For context, the SHA-1 to SHA-2 migration took 12 years, and that transition was simpler. PQC migration requires larger parameter sizes, hybrid cryptographic schemes, and ecosystem coordination that have no historical precedent.
What companies should do first
The practical starting point is a cryptographic inventory: finding every instance of RSA, elliptic-curve, and Diffie-Hellman cryptography across an organization's systems, applications, and vendor dependencies. This process is non-trivial, since some legacy applications might not even have up-to-date documentation.

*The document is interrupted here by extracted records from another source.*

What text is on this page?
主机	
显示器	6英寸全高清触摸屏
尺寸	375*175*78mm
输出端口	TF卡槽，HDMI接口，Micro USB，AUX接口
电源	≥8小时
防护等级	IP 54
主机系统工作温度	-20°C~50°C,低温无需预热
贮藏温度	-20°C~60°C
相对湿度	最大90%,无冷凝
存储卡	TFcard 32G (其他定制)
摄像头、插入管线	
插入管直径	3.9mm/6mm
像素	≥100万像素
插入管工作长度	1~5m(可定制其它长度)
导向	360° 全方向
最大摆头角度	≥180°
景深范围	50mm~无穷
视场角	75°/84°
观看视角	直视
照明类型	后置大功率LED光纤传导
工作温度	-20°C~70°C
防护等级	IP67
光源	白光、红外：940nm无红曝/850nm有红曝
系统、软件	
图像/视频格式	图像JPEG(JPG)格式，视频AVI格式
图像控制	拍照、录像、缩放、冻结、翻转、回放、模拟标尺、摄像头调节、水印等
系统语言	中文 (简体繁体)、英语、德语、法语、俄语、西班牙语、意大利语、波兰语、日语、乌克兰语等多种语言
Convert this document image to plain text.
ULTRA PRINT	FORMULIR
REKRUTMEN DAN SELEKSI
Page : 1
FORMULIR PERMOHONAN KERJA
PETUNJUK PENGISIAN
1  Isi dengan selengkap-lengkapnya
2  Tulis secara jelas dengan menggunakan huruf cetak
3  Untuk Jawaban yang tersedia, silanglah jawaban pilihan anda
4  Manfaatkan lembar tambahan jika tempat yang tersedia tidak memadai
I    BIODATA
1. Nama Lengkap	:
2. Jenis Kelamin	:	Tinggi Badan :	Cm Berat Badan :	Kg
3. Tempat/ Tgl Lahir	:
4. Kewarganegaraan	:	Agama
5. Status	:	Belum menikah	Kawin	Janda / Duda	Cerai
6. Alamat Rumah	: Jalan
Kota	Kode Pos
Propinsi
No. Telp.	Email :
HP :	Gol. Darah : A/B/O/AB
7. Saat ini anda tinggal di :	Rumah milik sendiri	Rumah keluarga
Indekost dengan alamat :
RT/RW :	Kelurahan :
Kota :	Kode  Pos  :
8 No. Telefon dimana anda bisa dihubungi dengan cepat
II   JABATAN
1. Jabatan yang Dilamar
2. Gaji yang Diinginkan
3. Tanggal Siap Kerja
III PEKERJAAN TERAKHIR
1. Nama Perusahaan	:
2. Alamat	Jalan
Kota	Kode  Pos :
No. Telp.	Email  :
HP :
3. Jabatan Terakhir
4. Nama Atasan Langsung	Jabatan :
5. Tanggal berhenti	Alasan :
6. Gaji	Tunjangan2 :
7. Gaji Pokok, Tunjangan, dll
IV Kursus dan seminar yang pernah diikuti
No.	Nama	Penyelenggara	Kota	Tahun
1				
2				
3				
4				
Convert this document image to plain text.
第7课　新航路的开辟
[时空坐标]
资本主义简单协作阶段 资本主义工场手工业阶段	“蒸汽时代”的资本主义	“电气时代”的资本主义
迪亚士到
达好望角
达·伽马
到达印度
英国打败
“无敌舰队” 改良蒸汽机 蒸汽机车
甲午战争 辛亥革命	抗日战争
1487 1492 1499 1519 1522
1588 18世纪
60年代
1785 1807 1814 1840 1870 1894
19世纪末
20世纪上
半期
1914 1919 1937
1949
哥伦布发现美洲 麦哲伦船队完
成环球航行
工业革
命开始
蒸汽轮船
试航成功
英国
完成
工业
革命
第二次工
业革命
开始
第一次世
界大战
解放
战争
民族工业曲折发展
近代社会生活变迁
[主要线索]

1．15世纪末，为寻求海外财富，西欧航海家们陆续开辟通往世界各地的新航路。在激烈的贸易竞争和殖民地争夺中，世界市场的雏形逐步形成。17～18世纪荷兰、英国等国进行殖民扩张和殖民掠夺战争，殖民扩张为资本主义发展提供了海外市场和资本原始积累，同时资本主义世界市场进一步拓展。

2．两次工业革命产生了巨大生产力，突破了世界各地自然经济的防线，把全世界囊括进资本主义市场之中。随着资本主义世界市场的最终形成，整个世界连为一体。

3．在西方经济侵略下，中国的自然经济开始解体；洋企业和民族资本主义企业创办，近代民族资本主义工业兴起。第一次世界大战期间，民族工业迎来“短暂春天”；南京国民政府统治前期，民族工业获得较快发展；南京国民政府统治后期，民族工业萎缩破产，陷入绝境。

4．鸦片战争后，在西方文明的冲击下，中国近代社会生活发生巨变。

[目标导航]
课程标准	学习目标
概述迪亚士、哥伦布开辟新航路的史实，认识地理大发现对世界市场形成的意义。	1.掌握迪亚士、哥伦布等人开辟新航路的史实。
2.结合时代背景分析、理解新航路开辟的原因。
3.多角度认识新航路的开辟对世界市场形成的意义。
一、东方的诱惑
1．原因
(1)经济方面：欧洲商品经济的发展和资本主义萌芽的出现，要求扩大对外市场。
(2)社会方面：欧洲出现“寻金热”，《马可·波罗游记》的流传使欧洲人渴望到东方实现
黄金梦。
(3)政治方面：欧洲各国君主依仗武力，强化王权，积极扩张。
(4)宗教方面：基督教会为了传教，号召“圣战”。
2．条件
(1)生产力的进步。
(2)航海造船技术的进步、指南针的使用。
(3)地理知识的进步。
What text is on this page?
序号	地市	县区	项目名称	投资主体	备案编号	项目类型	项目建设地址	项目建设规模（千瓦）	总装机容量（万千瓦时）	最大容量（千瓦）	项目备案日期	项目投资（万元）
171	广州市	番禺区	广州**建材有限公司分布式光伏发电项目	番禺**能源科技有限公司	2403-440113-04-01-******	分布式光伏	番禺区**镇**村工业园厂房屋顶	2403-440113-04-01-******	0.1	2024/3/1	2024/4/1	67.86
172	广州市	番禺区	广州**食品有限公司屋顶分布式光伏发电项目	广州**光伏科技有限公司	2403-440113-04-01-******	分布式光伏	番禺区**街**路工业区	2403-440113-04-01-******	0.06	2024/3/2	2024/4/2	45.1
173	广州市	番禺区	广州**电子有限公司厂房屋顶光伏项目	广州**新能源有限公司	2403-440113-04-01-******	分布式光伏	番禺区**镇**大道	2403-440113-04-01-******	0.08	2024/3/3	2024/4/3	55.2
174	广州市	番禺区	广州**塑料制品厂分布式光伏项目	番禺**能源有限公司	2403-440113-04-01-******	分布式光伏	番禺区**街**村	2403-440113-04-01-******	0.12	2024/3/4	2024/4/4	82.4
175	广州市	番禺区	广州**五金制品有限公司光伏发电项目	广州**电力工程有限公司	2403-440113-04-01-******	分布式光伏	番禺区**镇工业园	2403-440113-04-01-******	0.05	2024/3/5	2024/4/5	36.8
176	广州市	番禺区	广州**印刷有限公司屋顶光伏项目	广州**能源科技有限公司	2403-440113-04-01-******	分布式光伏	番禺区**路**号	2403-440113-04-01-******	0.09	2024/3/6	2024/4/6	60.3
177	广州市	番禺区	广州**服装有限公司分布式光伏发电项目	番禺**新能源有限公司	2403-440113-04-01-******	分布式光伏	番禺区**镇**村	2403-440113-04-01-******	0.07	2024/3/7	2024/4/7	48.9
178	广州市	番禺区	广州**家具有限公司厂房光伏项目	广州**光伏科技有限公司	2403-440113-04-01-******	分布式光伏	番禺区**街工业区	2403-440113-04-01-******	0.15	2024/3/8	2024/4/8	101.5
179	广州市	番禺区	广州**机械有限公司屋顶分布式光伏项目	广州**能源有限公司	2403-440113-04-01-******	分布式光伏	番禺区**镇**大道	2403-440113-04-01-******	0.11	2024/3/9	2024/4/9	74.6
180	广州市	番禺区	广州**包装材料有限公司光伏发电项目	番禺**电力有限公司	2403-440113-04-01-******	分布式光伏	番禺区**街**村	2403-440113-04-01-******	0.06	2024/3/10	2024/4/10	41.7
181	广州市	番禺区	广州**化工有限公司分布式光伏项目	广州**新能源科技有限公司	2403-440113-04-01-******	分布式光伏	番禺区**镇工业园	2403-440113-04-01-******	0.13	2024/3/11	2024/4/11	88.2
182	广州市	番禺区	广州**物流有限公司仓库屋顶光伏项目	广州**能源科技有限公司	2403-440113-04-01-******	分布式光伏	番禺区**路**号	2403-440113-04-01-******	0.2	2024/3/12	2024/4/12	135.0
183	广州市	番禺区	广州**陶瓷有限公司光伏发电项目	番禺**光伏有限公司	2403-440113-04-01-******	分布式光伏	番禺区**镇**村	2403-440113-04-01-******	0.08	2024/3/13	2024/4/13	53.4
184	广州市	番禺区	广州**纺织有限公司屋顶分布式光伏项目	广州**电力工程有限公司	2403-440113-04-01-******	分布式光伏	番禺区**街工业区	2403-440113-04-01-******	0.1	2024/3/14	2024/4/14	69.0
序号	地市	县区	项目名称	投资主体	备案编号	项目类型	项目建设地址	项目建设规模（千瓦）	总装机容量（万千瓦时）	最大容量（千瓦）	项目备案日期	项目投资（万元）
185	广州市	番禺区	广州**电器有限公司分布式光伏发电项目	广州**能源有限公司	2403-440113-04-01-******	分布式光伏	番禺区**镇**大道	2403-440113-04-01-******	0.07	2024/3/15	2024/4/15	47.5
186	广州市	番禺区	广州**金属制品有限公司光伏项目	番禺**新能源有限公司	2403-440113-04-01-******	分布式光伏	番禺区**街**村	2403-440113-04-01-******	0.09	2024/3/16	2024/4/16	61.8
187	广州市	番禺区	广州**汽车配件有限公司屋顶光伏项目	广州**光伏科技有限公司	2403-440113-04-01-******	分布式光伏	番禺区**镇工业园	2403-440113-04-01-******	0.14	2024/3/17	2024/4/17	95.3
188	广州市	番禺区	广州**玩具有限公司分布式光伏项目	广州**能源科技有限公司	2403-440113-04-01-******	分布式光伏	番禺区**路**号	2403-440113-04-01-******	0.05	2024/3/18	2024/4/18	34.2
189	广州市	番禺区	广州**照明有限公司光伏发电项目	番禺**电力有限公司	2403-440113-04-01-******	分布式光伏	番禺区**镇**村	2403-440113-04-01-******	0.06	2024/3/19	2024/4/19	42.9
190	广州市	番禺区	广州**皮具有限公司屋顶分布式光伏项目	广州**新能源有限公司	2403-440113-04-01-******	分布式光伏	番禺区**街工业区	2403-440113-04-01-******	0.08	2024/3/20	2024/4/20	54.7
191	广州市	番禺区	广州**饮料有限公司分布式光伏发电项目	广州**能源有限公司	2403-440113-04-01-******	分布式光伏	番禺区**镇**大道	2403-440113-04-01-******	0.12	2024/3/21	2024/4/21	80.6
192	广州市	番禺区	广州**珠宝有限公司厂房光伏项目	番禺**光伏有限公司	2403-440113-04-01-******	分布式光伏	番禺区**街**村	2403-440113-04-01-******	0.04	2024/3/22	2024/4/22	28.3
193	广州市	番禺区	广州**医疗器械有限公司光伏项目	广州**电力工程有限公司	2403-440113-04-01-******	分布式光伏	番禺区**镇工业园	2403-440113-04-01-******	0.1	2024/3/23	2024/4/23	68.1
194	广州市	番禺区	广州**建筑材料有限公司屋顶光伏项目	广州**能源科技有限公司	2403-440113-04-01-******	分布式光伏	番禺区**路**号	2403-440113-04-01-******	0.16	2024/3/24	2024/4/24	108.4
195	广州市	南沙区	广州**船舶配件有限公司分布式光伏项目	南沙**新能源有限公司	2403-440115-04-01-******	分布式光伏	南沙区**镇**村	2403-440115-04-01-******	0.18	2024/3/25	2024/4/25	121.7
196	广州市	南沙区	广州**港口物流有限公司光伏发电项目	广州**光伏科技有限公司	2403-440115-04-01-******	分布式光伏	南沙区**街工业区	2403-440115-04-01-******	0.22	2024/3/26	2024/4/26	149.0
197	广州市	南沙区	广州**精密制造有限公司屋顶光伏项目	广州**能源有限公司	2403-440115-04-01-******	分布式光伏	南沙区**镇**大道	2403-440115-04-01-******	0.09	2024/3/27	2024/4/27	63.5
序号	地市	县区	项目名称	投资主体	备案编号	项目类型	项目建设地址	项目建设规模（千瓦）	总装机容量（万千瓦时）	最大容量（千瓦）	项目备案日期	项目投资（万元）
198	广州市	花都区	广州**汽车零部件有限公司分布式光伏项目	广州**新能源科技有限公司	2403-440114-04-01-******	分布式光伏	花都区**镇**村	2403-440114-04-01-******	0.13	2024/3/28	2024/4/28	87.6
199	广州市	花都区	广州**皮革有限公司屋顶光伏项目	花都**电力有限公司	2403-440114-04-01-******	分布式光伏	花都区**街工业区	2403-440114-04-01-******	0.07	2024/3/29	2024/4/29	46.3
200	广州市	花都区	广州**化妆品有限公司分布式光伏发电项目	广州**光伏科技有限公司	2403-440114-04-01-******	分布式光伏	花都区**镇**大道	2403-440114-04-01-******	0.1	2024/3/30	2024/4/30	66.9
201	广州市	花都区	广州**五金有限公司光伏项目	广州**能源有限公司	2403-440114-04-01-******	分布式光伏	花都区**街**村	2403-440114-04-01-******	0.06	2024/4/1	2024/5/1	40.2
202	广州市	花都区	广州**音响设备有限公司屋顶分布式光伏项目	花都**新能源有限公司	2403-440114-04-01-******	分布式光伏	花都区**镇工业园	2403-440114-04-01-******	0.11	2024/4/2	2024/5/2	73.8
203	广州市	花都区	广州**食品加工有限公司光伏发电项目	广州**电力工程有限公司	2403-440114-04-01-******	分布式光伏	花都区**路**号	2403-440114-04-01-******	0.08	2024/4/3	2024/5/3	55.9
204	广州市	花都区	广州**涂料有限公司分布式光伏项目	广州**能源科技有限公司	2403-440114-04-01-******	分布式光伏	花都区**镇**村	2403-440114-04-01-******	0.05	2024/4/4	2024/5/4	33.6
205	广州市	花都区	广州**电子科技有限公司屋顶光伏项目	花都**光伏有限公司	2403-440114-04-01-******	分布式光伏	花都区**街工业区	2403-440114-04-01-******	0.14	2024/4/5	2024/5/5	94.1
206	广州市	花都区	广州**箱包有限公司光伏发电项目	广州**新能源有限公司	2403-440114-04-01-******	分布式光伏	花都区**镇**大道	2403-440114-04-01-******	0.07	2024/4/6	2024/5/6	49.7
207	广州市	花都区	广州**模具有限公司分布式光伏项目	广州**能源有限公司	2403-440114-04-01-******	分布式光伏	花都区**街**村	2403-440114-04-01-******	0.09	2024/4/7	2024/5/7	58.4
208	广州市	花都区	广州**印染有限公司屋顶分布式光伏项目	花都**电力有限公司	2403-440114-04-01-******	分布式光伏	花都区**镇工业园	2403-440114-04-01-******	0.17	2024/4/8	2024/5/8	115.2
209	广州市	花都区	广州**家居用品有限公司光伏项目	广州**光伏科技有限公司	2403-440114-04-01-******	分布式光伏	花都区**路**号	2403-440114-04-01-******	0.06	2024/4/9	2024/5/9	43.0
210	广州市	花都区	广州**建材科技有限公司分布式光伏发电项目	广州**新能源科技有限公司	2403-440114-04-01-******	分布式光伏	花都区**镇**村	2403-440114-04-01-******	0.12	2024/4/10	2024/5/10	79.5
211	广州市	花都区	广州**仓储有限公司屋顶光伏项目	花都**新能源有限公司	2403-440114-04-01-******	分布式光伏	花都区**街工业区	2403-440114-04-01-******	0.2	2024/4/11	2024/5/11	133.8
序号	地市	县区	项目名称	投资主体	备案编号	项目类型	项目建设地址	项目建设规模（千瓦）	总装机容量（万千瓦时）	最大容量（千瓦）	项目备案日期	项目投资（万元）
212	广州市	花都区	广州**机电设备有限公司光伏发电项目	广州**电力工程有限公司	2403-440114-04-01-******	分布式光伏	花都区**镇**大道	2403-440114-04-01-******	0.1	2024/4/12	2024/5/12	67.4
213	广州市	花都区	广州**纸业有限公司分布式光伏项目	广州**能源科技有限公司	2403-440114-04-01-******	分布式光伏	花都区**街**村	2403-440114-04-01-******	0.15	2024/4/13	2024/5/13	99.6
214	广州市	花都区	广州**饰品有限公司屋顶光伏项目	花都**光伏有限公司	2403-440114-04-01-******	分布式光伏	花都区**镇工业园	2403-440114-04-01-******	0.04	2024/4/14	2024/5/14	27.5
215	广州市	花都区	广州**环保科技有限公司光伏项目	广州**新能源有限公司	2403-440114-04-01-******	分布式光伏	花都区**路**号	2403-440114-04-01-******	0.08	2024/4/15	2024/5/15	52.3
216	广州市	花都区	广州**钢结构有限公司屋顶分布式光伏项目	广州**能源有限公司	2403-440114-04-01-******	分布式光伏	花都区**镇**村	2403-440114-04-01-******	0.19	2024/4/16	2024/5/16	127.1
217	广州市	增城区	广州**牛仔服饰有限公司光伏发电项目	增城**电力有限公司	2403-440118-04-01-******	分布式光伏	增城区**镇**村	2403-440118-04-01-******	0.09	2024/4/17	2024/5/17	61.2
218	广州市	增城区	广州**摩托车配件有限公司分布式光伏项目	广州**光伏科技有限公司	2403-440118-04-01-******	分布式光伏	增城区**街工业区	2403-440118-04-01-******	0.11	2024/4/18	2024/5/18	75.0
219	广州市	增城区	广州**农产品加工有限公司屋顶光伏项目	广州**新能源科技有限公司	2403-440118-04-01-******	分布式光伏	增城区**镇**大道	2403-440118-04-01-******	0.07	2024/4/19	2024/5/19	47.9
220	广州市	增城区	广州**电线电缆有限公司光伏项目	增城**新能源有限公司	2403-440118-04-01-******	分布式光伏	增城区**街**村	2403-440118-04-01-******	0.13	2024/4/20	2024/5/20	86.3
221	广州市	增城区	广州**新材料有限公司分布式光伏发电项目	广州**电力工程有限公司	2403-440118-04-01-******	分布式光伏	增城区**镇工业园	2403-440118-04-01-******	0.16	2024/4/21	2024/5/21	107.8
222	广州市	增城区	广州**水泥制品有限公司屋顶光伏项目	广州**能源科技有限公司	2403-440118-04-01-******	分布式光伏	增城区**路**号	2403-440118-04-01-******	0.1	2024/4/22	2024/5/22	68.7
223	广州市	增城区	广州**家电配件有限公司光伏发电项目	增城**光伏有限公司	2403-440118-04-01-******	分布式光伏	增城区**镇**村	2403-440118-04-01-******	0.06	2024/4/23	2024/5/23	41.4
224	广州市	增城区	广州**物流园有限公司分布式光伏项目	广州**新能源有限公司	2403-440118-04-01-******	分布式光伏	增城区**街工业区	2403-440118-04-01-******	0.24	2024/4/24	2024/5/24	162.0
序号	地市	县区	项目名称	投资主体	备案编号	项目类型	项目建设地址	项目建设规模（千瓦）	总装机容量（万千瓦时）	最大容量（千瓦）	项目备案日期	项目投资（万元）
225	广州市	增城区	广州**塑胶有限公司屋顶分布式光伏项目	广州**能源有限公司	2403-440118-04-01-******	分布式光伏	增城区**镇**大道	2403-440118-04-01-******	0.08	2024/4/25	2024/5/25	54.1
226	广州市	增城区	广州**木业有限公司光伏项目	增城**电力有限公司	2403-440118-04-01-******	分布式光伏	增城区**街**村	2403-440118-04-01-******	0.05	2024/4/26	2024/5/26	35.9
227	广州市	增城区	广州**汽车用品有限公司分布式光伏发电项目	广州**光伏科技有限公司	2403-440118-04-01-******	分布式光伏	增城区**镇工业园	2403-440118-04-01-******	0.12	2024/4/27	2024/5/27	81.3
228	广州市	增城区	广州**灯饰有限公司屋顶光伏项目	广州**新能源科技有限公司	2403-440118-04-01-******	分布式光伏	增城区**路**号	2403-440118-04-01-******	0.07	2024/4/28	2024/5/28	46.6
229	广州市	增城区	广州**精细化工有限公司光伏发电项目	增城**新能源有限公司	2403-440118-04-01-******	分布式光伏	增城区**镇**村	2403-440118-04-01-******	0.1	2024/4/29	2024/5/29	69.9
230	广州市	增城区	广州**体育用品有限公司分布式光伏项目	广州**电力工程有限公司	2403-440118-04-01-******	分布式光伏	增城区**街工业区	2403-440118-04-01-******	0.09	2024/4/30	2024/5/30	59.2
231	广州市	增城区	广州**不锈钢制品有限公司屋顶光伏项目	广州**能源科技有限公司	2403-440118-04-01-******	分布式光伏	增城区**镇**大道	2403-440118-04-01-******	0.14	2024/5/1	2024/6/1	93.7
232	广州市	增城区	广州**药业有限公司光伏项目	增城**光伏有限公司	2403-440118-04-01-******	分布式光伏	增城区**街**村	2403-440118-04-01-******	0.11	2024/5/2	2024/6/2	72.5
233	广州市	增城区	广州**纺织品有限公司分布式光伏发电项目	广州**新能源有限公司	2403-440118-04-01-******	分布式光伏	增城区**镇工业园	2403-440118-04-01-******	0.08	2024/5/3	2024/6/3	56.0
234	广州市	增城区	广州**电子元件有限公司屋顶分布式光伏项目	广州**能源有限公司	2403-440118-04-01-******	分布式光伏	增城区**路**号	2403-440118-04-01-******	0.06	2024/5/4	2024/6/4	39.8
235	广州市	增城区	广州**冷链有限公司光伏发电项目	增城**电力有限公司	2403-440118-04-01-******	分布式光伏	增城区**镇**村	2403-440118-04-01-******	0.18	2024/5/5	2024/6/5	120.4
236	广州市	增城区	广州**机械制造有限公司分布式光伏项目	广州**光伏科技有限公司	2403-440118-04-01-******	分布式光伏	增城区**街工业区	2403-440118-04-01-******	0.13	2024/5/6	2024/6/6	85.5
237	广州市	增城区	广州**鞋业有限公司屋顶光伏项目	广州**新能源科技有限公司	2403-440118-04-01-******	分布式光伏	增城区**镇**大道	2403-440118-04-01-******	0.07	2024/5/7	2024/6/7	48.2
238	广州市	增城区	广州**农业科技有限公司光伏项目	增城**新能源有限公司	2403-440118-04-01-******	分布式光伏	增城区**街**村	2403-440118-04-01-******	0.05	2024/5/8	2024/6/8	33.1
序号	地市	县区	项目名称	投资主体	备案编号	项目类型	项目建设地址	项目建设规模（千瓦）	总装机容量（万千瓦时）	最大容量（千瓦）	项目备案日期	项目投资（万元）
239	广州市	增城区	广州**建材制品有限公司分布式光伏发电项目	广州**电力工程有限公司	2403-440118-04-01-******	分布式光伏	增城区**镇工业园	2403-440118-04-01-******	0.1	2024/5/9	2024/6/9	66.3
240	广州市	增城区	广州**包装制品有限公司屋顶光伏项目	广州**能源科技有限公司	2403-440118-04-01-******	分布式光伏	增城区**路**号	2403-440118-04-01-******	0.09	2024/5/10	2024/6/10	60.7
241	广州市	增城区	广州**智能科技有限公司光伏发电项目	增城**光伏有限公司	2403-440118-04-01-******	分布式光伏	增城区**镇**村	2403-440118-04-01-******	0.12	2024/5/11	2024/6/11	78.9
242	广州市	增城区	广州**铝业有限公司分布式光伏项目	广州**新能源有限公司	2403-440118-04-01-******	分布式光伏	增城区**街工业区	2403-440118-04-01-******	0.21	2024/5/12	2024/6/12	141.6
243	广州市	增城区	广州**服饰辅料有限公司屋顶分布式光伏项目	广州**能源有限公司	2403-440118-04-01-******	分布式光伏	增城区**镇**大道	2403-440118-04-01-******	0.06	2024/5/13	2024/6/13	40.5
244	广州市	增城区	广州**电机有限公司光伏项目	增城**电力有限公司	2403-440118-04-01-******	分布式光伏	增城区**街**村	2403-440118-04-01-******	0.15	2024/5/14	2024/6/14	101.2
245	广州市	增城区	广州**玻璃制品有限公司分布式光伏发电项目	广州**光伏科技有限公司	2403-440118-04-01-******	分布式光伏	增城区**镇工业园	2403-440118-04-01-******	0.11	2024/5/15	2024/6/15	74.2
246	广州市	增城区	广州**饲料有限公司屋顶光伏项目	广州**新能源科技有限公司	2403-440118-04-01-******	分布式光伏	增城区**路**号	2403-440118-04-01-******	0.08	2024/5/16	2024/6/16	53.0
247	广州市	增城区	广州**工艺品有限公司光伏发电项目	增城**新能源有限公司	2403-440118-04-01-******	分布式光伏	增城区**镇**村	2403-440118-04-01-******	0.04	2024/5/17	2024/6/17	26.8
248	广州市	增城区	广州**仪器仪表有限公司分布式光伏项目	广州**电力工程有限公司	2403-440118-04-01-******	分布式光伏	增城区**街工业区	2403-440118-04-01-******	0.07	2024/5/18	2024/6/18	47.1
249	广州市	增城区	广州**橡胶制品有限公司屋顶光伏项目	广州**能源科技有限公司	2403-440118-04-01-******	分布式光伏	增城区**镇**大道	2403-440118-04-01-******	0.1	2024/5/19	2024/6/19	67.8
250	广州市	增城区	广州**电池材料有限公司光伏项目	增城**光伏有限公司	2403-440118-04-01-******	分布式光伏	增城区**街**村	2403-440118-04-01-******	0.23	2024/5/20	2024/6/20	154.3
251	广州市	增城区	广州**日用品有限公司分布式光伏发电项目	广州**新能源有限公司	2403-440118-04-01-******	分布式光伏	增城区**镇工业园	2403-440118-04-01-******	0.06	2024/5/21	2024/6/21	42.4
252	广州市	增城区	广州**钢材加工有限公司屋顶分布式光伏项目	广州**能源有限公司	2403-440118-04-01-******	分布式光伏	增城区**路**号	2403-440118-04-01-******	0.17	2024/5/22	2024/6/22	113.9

Companies do not need to replace everything at once. NIST IR 8547 supports hybrid cryptographic solutions — combining a classical algorithm and a post-quantum algorithm so the system remains secure unless both are broken. Google Chrome enabled a hybrid post-quantum key encapsulation mechanism by default in April 2024, and the Signal messaging app implemented a post-quantum protocol in September 2023. These are early movers, not edge cases.
NIST cryptographic standards are widely used across government and industry; federal agencies are required to use them, and many governments and international standards organizations adopt them. When NIST says RSA is disallowed after 2035, that decision propagates through procurement rules, compliance frameworks, and industry standards. Waiting for a quantum computer to break encryption before acting misunderstands the problem. The risk doesn't start when quantum computers arrive — it starts the moment encrypted data is collected.
The Federal Reserve published a research note in September 2025 examining harvest-now-decrypt-later risks to distributed ledger networks, concluding that even if a cryptocurrency network successfully deploys post-quantum cryptography mitigations, the data privacy of previously recorded transactions remains vulnerable because the data was collectible before the migration. The same logic applies to any organization protecting long-lived sensitive information. The migration to post-quantum cryptography is not a future project. It is a present-tense compliance obligation, a security imperative, and a logistical problem that most organizations have not yet begun to scope.